When we left Domremy, the hills—soft green hills, high but never rugged, stretched away in the misty purple distance and we dropped into those vales where Joan watched her sheep and heard the voices. It did not seem impossible, nor even difficult to hear voices amid such beauty. So we fell to discussing the voices that reach this world. And Henry said: "Always there are voices in this earth—always they come in youth, calling us forward and upward.

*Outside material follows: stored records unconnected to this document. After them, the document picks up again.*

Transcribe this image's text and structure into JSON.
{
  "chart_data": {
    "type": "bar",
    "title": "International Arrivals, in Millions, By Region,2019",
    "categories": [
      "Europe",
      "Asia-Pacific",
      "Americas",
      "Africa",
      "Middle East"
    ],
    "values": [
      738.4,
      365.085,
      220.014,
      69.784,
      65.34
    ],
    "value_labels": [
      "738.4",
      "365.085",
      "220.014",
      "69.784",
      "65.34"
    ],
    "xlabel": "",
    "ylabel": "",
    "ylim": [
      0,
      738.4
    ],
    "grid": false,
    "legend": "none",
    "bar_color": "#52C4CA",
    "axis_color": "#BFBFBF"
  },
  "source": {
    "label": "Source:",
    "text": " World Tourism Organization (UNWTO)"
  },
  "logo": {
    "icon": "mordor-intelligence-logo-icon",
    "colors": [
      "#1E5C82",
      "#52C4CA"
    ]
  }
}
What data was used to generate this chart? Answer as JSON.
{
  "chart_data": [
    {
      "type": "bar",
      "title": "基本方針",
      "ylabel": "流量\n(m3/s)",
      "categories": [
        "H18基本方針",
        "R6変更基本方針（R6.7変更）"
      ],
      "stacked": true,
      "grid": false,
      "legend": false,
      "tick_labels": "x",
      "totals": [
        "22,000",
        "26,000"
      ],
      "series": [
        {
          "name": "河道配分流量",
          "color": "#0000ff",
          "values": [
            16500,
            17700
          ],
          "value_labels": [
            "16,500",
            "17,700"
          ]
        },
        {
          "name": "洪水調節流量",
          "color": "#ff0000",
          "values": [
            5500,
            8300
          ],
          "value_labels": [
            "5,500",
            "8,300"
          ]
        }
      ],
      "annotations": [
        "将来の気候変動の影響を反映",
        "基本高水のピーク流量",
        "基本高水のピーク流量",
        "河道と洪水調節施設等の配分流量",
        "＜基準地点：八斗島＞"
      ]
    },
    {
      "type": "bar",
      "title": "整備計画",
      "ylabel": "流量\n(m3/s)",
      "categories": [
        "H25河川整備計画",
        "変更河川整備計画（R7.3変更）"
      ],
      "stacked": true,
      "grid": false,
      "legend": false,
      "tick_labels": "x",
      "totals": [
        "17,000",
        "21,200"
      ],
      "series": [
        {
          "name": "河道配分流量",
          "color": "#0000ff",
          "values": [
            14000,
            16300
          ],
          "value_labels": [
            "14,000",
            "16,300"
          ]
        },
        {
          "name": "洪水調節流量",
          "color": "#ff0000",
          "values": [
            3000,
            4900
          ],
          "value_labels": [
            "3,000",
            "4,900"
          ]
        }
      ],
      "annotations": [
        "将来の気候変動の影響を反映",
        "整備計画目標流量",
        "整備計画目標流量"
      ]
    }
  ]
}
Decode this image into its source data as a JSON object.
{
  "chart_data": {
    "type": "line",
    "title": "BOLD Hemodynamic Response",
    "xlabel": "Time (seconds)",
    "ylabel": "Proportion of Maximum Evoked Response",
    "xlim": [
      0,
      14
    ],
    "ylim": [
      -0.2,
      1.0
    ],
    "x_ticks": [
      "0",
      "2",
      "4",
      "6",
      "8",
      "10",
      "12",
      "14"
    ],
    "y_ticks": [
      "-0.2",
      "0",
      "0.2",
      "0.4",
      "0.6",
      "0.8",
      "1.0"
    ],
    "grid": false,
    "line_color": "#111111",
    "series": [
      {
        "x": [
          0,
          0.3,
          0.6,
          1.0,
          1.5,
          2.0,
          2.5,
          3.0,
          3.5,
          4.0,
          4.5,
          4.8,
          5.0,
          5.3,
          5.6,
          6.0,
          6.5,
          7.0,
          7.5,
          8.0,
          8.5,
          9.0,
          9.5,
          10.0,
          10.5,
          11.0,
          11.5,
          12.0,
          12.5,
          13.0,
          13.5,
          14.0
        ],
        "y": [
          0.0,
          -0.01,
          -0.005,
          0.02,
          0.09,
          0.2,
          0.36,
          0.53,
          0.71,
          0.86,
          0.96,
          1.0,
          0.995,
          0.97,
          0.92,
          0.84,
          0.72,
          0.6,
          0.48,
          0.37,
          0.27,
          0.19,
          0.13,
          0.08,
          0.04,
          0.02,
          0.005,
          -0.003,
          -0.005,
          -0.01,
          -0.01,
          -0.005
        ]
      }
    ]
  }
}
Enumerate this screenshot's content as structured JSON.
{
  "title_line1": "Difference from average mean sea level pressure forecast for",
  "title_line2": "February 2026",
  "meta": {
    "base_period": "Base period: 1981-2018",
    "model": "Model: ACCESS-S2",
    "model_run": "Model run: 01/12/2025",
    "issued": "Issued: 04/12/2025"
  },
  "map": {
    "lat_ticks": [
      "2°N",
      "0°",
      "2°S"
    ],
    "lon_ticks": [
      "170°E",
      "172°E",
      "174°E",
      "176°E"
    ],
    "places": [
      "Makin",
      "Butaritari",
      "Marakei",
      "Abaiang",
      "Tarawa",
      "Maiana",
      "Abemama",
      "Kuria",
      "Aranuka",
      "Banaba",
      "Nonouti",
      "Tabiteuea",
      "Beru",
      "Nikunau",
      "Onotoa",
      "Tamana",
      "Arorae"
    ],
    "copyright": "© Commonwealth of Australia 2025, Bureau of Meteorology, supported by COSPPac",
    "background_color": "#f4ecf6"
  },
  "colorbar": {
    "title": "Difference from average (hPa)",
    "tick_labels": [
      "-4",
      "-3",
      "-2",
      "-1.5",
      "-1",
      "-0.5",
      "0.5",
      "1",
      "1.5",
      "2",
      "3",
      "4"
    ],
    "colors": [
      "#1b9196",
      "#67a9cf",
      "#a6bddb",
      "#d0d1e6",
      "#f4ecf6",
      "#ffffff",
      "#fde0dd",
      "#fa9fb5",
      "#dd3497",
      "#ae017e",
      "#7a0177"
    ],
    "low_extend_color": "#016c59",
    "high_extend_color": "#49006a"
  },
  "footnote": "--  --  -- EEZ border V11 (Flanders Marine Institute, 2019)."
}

And if we follow them, though they lead to long marches and hard bivouacs, and to humiliation and sorrow, yet are we happy and triumphant."
"But Germany?" insisted someone. "Where were her voices?"
"Her voices came when Heine sang, and Beethoven made music, and Goethe and Schiller wrote and Schopenhauer thought! If ever a land had the philosophy and the poetry of democracy Germany had it. Democracy tried to bloom in the revolutionary days of the forties, but Germany strangled her voices. And now—"
"And now there are no voices in the world!" sighed one of our party; but even as he spoke from out of the purple distance came the thin faint sound of a bugle trembling among the hills. It was an American bugle. And Henry caught its significance, and cried: "There is the new voice—the voice that the world must follow if we find the old peace again on earth."